What This Means for the Broader Tech Community
The FulcrumSec incident reinforces several lessons for IT professionals across sectors. First, the absence of ransomware encryption does not mean an attack is less severe — data-only extortion can deliver consequences that are equally, if not more, disruptive to a business. Second, as companies consolidate large volumes of sensitive data for AI and research purposes, securing those repositories must be treated as a first-order priority.

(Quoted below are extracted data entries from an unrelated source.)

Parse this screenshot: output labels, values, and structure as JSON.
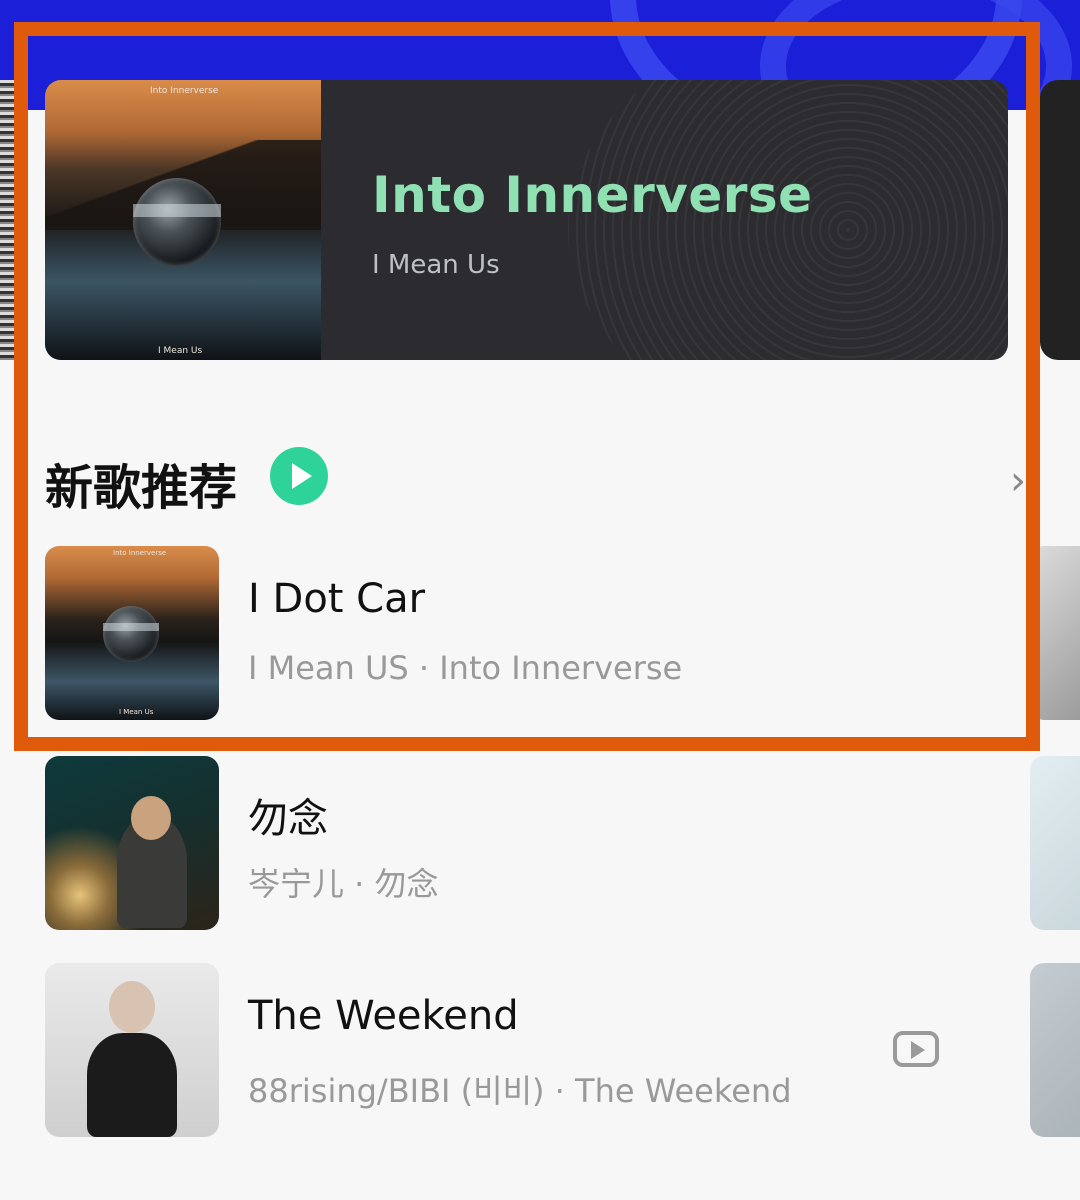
{
  "banner": {
    "title": "Into Innerverse",
    "artist": "I Mean Us",
    "art_caption_top": "Into Innerverse",
    "art_caption_bottom": "I Mean Us"
  },
  "section": {
    "title": "新歌推荐",
    "play_icon": "play-circle-icon",
    "more_icon": "chevron-right-icon"
  },
  "songs": [
    {
      "title": "I Dot Car",
      "subtitle": "I Mean US · Into Innerverse",
      "cover_caption_top": "Into Innerverse",
      "cover_caption_bottom": "I Mean Us"
    },
    {
      "title": "勿念",
      "subtitle": "岑宁儿 · 勿念"
    },
    {
      "title": "The Weekend",
      "subtitle": "88rising/BIBI (비비) · The Weekend",
      "action_icon": "mv-play-icon"
    }
  ],
  "colors": {
    "accent_green": "#2ed39a",
    "banner_title": "#8fe0b2",
    "highlight_frame": "#e05a0c",
    "top_band": "#1c1fd8"
  }
}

Organisations should evaluate whether their data governance frameworks adequately account for the risks of mass exfiltration. Key defensive measures include rigorous data segmentation to isolate sensitive research datasets, granular access controls, and continuous monitoring for anomalous data movement patterns. Incident response plans should also be updated to address scenarios in which data is leaked without any operational disruption to systems.
The full scope of the breach remains unconfirmed. Novo Nordisk has not publicly verified the authenticity of all leaked files, and the long-term regulatory and commercial fallout will depend in part on what the exposed data ultimately contains and how widely it circulates.

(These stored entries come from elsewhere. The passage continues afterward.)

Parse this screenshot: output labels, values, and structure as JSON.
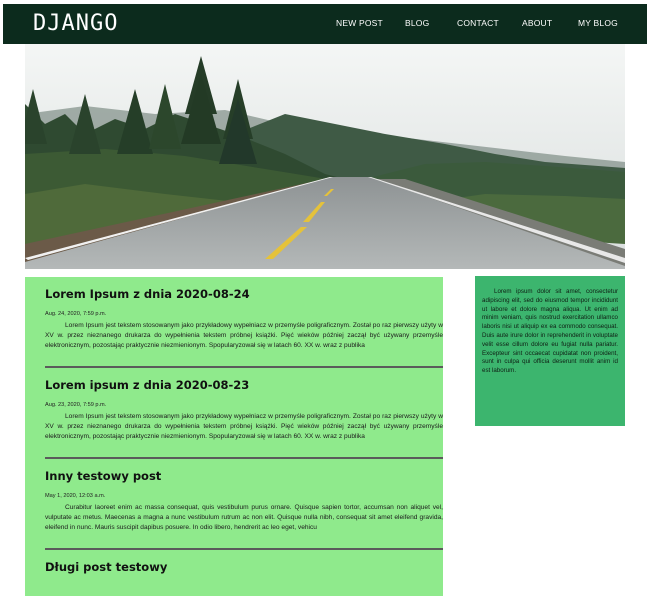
{
  "nav": {
    "brand": "DJANGO",
    "links": [
      "NEW POST",
      "BLOG",
      "CONTACT",
      "ABOUT",
      "MY BLOG"
    ]
  },
  "posts": [
    {
      "title": "Lorem Ipsum z dnia 2020-08-24",
      "date": "Aug. 24, 2020, 7:59 p.m.",
      "body": "Lorem Ipsum jest tekstem stosowanym jako przykładowy wypełniacz w przemyśle poligraficznym. Został po raz pierwszy użyty w XV w. przez nieznanego drukarza do wypełnienia tekstem próbnej książki. Pięć wieków później zaczął być używany przemyśle elektronicznym, pozostając praktycznie niezmienionym. Spopularyzował się w latach 60. XX w. wraz z publika"
    },
    {
      "title": "Lorem ipsum z dnia 2020-08-23",
      "date": "Aug. 23, 2020, 7:59 p.m.",
      "body": "Lorem Ipsum jest tekstem stosowanym jako przykładowy wypełniacz w przemyśle poligraficznym. Został po raz pierwszy użyty w XV w. przez nieznanego drukarza do wypełnienia tekstem próbnej książki. Pięć wieków później zaczął być używany przemyśle elektronicznym, pozostając praktycznie niezmienionym. Spopularyzował się w latach 60. XX w. wraz z publika"
    },
    {
      "title": "Inny testowy post",
      "date": "May 1, 2020, 12:03 a.m.",
      "body": "Curabitur laoreet enim ac massa consequat, quis vestibulum purus ornare. Quisque sapien tortor, accumsan non aliquet vel, vulputate ac metus. Maecenas a magna a nunc vestibulum rutrum ac non elit. Quisque nulla nibh, consequat sit amet eleifend gravida, eleifend in nunc. Mauris suscipit dapibus posuere. In odio libero, hendrerit ac leo eget, vehicu"
    },
    {
      "title": "Długi post testowy",
      "date": "",
      "body": ""
    }
  ],
  "sidebar": {
    "text": "Lorem ipsum dolor sit amet, consectetur adipiscing elit, sed do eiusmod tempor incididunt ut labore et dolore magna aliqua. Ut enim ad minim veniam, quis nostrud exercitation ullamco laboris nisi ut aliquip ex ea commodo consequat. Duis aute irure dolor in reprehenderit in voluptate velit esse cillum dolore eu fugiat nulla pariatur. Excepteur sint occaecat cupidatat non proident, sunt in culpa qui officia deserunt mollit anim id est laborum."
  },
  "colors": {
    "navbar": "#0c2b1d",
    "posts_bg": "#8fea8c",
    "sidebar_bg": "#3cb56e"
  },
  "hero": {
    "image": "road-through-forest"
  }
}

一個自稱為FulcrumSec的網絡犯罪團伙,在丹麥製藥巨頭諾和諾德據報拒絕支付勒索款項後,已開始公開其竊取的文件。諾和諾德是糖尿病治療藥物Ozempic(奧澤匹克)及減肥藥物Wegovy的生產商。據Security Affairs報道,洩露的材料包括臨床試驗記錄及人工智能研究資產。
FulcrumSec聲稱從諾和諾德的系統中竊取了約1.3 TB的數據。據該團伙自己的聲明,其並未加密公司的基礎設施——而是採取數據勒索模式,若不付款便公開發布竊取的文件。據報諾和諾德拒絕談判後,攻擊者兌現了他們的威脅。
純數據勒索模式日益普及
此事件體現了網絡犯罪手法的重大轉變。像FulcrumSec這樣的團伙,其重點完全放在竊取有價值的數據上,而非部署勒索軟件鎖定受害者系統——後者技術複雜度更高且被偵測的風險更大。其施壓點不在於挾持系統,而在於威脅公開洩露數據。
這種方法執行起來更簡單,且對受害者——特別是在資訊洩露會帶來監管、聲譽及競爭後果的行業——可能造成更嚴重的損害。對諾和諾德這樣的製藥公司而言,臨床試驗數據和研究知識產權是其守護最為嚴密的資產。這些數據的戰略價值,往往遠超系統被加密所造成的營運中斷。
製藥業成為眾矢之的
醫療保健和製藥行業已成為數據勒索行動的主要目標。臨床記錄包含可識別個人身份的健康資訊,受到歐盟、美國及其他司法管轄區嚴格法規框架的約束。另一方面,研究數據可能代表數以十億計的開發投資。
據報道,被竊材料中包含人工智能研究資產——這一細節凸顯了整個行業日益增長的擔憂。隨著製藥公司大量投資於機器學習和人工智能驅動的藥物發現,驅動這些計劃的數據集成為極具價值的高目標。那些旨在加速創新的數碼化轉型努力,無意中可能擴大了威脅行為者可利用的攻擊面。
具體到諾和諾德,該公司高知名度的產品組合使其成為一個有吸引力的目標。未公開的臨床研究結果或專有研究方法若遭洩露,其帶來的競爭影響可能遠超事件本身的直接衝擊。
對更廣泛科技界的啟示
FulcrumSec事件為各行各業的IT專業人士帶來了幾點啟示。首先,沒有勒索軟件加密並不意味著攻擊的嚴重性降低——純數據勒索帶來的後果可能同等甚至更具破壞性。其次,隨著公司為人工智能和研究目的整合大量敏感數據,保護這些資料庫必須被視為首要任務。
組織應評估其數據治理框架是否充分考慮了大規模數據竊取的風險。關鍵防禦措施包括:嚴格的數據分段以隔離敏感研究數據集、精細化的存取控制,以及對異常數據移動模式的持續監控。事件響應計劃也應更新,以應對數據在系統未受營運干擾情況下遭洩露的情況。
此次洩露事件的完整範圍仍未獲確認。諾和諾德尚未公開驗證所有洩露文件的真實性,其長期的監管和商業影響,部分將取決於最終暴露數據的內容及其傳播的廣泛程度。